The federal government debt is projected to double by 2026 to $1.4-trillion, from $721-billion before the pandemic. This number does not include the debts of provincial governments.

Ms. Freeland has publicly admonished those worried about the debt the government has run up. “For Canadians of a certain vintage – and I freely admit to being one of them – the idea of increasing government debt holds particular terrors,” she said in October, 2020. “But it is a poor general who fights the last war. And the reality is that, today, the prevailing global economic environment is changed entirely.”

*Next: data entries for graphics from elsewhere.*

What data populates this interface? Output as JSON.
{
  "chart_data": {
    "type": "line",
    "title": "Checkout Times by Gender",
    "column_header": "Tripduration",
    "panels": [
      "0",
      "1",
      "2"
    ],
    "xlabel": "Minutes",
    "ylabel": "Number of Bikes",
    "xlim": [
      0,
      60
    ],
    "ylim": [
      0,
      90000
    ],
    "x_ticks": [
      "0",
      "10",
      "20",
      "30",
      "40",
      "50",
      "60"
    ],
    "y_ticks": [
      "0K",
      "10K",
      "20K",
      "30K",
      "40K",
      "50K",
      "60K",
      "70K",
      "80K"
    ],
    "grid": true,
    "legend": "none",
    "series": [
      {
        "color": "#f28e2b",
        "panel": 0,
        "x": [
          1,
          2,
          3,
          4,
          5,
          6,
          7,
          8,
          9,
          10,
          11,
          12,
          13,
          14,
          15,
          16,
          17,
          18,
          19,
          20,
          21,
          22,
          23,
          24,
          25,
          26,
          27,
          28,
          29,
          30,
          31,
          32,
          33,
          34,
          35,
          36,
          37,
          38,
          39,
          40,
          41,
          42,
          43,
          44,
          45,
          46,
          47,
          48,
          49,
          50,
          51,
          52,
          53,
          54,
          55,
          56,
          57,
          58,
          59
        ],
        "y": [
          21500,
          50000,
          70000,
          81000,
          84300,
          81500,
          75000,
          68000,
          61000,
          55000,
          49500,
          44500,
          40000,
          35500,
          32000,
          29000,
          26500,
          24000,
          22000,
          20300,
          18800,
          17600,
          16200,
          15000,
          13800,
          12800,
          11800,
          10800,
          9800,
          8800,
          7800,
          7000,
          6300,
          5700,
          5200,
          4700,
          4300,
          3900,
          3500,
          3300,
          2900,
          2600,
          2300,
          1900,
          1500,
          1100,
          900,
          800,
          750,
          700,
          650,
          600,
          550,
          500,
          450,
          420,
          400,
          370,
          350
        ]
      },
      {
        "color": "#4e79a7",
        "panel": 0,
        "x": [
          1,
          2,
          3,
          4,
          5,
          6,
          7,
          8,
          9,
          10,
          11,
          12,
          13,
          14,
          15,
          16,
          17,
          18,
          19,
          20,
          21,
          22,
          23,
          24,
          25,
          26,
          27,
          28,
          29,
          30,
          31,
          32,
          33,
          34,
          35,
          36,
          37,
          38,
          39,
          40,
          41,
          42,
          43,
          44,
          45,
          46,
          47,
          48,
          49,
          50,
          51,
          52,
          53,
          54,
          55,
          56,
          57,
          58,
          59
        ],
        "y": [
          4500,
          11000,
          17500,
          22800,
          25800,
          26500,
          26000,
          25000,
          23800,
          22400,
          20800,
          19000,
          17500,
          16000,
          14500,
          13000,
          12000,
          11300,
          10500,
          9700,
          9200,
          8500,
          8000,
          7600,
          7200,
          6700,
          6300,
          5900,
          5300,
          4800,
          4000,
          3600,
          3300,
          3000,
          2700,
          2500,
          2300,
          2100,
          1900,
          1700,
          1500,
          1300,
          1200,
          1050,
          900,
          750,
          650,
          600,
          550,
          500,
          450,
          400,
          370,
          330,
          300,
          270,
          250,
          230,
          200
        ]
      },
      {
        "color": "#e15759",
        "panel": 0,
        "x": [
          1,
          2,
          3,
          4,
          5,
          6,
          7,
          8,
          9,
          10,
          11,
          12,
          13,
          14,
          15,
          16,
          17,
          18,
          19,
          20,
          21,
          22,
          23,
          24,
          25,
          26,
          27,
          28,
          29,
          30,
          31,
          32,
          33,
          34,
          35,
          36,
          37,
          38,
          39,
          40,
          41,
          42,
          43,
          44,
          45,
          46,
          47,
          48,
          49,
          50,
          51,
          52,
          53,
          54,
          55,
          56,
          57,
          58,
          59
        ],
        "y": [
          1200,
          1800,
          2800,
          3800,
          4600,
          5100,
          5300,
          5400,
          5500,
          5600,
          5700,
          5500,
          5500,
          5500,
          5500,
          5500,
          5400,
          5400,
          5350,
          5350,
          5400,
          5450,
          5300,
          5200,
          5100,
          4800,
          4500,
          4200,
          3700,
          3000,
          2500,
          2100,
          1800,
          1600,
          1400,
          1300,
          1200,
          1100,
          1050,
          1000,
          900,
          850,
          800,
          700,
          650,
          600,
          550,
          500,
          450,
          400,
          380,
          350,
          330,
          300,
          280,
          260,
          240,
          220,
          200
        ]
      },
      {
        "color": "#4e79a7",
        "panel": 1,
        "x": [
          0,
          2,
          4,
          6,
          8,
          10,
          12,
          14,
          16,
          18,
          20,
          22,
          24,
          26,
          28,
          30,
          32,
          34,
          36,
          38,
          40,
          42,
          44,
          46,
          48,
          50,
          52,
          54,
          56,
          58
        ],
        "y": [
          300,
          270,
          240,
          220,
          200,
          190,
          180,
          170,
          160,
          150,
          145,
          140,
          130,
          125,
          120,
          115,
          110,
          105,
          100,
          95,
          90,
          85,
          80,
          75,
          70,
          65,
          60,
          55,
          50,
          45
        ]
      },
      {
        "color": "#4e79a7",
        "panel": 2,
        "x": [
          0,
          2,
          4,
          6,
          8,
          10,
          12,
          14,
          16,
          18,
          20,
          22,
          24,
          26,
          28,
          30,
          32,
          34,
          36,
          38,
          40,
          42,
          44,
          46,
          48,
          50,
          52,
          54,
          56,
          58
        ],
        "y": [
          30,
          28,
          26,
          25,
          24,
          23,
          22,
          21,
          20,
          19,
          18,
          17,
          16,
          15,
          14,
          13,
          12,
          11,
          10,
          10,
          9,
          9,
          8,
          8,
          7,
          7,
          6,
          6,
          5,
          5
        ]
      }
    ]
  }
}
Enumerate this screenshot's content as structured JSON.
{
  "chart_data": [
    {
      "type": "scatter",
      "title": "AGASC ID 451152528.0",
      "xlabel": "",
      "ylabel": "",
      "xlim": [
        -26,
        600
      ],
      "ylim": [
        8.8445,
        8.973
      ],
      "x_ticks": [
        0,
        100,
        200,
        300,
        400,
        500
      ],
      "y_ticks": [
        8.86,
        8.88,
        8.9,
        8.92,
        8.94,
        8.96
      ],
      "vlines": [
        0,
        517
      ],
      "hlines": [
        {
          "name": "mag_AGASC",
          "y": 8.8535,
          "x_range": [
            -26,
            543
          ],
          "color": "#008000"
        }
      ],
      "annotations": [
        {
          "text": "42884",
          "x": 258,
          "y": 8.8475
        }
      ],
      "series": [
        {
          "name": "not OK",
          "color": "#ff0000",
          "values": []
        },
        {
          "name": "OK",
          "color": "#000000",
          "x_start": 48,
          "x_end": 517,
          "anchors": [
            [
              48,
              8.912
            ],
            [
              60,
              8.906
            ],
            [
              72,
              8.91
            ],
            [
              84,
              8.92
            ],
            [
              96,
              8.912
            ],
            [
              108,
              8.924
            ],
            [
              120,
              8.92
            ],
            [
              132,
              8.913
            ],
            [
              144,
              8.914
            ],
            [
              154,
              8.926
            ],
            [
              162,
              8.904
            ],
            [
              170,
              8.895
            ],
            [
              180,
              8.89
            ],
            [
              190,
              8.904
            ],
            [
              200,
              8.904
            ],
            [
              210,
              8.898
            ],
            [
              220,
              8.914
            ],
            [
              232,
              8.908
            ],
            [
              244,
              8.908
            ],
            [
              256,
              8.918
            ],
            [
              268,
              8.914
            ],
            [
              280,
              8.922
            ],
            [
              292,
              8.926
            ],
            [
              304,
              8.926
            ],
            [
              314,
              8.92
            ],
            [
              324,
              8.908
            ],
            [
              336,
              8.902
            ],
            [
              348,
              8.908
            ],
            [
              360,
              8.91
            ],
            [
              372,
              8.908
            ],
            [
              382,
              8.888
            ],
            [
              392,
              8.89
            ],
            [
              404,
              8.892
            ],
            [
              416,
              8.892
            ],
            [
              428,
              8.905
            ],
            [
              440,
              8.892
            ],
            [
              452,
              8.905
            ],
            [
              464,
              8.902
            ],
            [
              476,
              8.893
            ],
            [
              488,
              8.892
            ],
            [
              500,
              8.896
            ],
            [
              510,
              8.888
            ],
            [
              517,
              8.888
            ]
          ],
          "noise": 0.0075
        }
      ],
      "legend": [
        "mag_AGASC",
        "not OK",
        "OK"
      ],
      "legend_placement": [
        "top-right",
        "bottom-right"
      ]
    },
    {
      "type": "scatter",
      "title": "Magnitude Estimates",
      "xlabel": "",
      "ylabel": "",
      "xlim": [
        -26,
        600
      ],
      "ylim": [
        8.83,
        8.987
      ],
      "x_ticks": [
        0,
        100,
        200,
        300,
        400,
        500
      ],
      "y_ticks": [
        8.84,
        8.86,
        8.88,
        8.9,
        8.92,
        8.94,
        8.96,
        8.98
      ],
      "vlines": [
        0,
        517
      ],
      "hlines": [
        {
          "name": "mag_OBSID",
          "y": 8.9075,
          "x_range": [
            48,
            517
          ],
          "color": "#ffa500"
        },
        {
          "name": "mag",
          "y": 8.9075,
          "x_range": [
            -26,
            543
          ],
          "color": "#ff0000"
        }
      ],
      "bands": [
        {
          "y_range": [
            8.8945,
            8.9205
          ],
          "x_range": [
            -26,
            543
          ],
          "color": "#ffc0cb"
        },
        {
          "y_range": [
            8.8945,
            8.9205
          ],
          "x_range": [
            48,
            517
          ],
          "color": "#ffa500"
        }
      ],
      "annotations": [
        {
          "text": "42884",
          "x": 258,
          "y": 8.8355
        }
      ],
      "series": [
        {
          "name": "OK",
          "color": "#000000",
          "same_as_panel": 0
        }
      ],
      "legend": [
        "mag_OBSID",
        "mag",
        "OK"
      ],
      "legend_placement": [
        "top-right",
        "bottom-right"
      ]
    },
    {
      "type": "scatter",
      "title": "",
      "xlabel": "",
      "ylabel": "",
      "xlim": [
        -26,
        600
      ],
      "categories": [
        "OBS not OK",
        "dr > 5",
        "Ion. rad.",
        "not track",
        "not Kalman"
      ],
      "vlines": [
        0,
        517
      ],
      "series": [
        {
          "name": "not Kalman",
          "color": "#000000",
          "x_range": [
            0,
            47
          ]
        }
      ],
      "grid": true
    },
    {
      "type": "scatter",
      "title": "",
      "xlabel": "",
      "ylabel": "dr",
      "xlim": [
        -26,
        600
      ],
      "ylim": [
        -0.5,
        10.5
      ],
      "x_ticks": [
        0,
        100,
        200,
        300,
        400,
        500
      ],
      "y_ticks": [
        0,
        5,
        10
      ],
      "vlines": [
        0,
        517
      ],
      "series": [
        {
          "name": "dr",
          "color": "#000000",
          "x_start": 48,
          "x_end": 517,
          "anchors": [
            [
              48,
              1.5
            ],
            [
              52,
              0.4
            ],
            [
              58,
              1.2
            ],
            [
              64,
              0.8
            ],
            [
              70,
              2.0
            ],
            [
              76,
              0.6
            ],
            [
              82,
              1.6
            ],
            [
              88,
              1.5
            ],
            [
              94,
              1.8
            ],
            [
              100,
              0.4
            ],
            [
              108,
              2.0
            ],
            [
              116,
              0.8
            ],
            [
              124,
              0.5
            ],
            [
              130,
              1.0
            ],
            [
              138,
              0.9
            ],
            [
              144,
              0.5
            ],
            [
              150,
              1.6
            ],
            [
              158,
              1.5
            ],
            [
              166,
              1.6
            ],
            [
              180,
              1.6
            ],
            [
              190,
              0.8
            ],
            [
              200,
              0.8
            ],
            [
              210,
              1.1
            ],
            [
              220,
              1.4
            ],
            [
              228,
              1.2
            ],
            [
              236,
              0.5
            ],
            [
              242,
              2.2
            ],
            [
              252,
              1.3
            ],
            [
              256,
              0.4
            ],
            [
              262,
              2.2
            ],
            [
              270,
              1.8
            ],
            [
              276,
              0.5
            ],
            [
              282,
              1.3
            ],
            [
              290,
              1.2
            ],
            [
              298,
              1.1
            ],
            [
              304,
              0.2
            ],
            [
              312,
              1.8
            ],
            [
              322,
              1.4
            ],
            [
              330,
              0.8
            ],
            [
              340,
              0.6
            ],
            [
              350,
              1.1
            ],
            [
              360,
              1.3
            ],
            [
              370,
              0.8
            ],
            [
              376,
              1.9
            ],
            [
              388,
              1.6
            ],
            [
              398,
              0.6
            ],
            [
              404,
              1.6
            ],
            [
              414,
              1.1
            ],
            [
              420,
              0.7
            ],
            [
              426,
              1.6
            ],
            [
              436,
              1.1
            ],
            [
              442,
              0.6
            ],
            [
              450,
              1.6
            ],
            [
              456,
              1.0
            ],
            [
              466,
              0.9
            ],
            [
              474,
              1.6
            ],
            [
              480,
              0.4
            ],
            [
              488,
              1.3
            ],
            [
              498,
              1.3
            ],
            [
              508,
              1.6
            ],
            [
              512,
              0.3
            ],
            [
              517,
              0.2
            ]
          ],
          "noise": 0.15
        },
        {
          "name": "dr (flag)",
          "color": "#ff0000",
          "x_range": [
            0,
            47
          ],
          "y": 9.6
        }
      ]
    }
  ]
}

Mr. Drummond said it’s unethical to leave the massive cost of fighting the COVID-19 pandemic to future generations. “The response of the government here – and pretty much governments everywhere – is they will take the cost of dealing with COVID and put it in a box with a nice little ribbon around it, and they will hand it to future generations.”

A veteran of dozens of federal budgets, Mr. Drummond was especially perturbed by the assumption in the 2021 budget that interest rates will continue to lag economic growth – an anomaly that has persisted since 2008, but which he warns will one day end, resulting in increases in debt costs.

He said the federal government in its December fiscal update, set to be released Tuesday, should be “very honest with Canadians” about the debt burden and the need to find alternative revenue sources. The government’s promise to increase its health care transfer to provinces by 5 or 6 per cent a year, he noted, would be an additional expense on top of other big spending plans.

“We don’t have any revenue base that’s going to grow 5 to 6 per cent a year. How are we going to pay for it? Why aren’t we talking about that?”

Mr. Porter, of the Bank of Montreal, said the 2021 budget didn’t seem like a dramatic departure from “what we’d seen before,” but he questioned whether it’s fair to judge Mr. Sabia’s effort by a fiscal plan unveiled during the third wave of COVID-19.

“The bigger test will be next year’s budget, when I think we get a full and complete bead on to what extent he’s really moved the needle.”